The young girls involved in each of these cases were a baby-sitter only coincidentally. Baby-sitting provided them with the opportunity to indulge their own individual propensity for sexual activity. It is highly probable that, even without baby-sitting jobs, these young girls would have discovered or manufactured the opportunity for their sexual indulgence.
Their age bracket is the essential controlling factor rather than the baby-sitting. Each had just emerged from what Sigmund Freud calls "the period of latency"-from about age seven to puberty-when interest or curiosity about their sex organs is basically dormant. At puberty major physiological changes occur, more noticeably in girls than boys. In girls this is characterized by the emergence of breasts, a rounding out of legs and hips and, most noticeable to each individual, the beginning of menstruation, with a concomitant titillation of the sex organism.
These changes in her physical makeup all tend to focus interest in and curiosity about her sex organ and her own sex potential. This concentration of interest and curiosity may well lead to experimentation-as it did in each of the cases cited-which, in turn, can lead to disastrous results for the young girl, including pregnancy, venereal disease and a general weakening of moral fibre. In some extreme cases-experimentation with the wrong man leading to rape-it can mean death. Suicide is not uncommon at this age level, should a girl find herself in, to her, an intolerable situation-pregnancy, venereal disease or the disgrace of discovery.
There is no single positive solution to the problem. Nature plays this biological trick on young girls who, in our system of social structure and economics, cannot find a normal, legal outlet for their budding desires. Only through thoughtful, sympathetic understanding by parents can a girl be given the necessary advice and help that this difficult period requires.

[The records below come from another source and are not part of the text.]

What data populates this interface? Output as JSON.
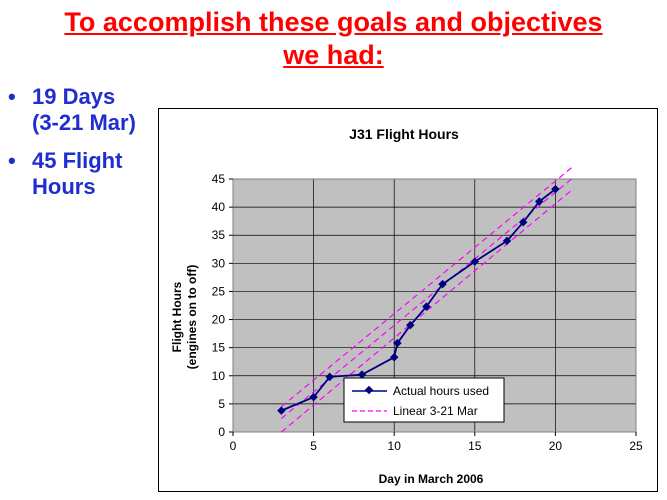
{
  "slide": {
    "title_line1": "To accomplish these goals and objectives",
    "title_line2": "we had:",
    "bullets": [
      {
        "line1": "19 Days",
        "line2": "(3-21 Mar)"
      },
      {
        "line1": "45 Flight",
        "line2": "Hours"
      }
    ]
  },
  "colors": {
    "title": "#ff0000",
    "bullet_text": "#1f2ecf",
    "plot_bg": "#c0c0c0",
    "actual_series": "#000080",
    "linear_series": "#ff00ff"
  },
  "chart_data": {
    "type": "line",
    "title": "J31 Flight Hours",
    "xlabel": "Day in March 2006",
    "ylabel_line1": "Flight Hours",
    "ylabel_line2": "(engines on to off)",
    "xlim": [
      0,
      25
    ],
    "ylim": [
      0,
      45
    ],
    "x_ticks": [
      0,
      5,
      10,
      15,
      20,
      25
    ],
    "y_ticks": [
      0,
      5,
      10,
      15,
      20,
      25,
      30,
      35,
      40,
      45
    ],
    "grid": true,
    "legend_position": "bottom-center",
    "series": [
      {
        "name": "Actual hours used",
        "style": "solid-with-diamond-markers",
        "x": [
          3,
          5,
          6,
          8,
          10,
          10.2,
          11,
          12,
          13,
          15,
          17,
          18,
          19,
          20
        ],
        "y": [
          3.8,
          6.2,
          9.8,
          10.2,
          13.3,
          15.8,
          19,
          22.3,
          26.3,
          30.3,
          34,
          37.3,
          41,
          43.2
        ]
      },
      {
        "name": "Linear 3-21 Mar",
        "style": "dashed",
        "x": [
          3,
          21
        ],
        "y": [
          2.4,
          45
        ]
      }
    ],
    "linear_upper": {
      "x": [
        3,
        21
      ],
      "y": [
        4.5,
        47
      ]
    },
    "linear_lower": {
      "x": [
        3,
        21
      ],
      "y": [
        0,
        43
      ]
    }
  }
}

As Bernhardt says in Natural Sex Techniques, Actually we should not need "sex education" as we usually think of it. Knowledge of sex should be allowed to be integrated to the growth of the child as simply as other bodily functions.
This would call for considerable knowledge and a broad, sympathetic understanding by the parents, particularly the mother-who is the primary source of advice and counsel for a growing child.
So, in a sense, this book is both a warning and an appeal to parents to provide such sympathetic understanding for their children, if they wish to avoid the calamities, such as these case histories, which could overtake a young girl.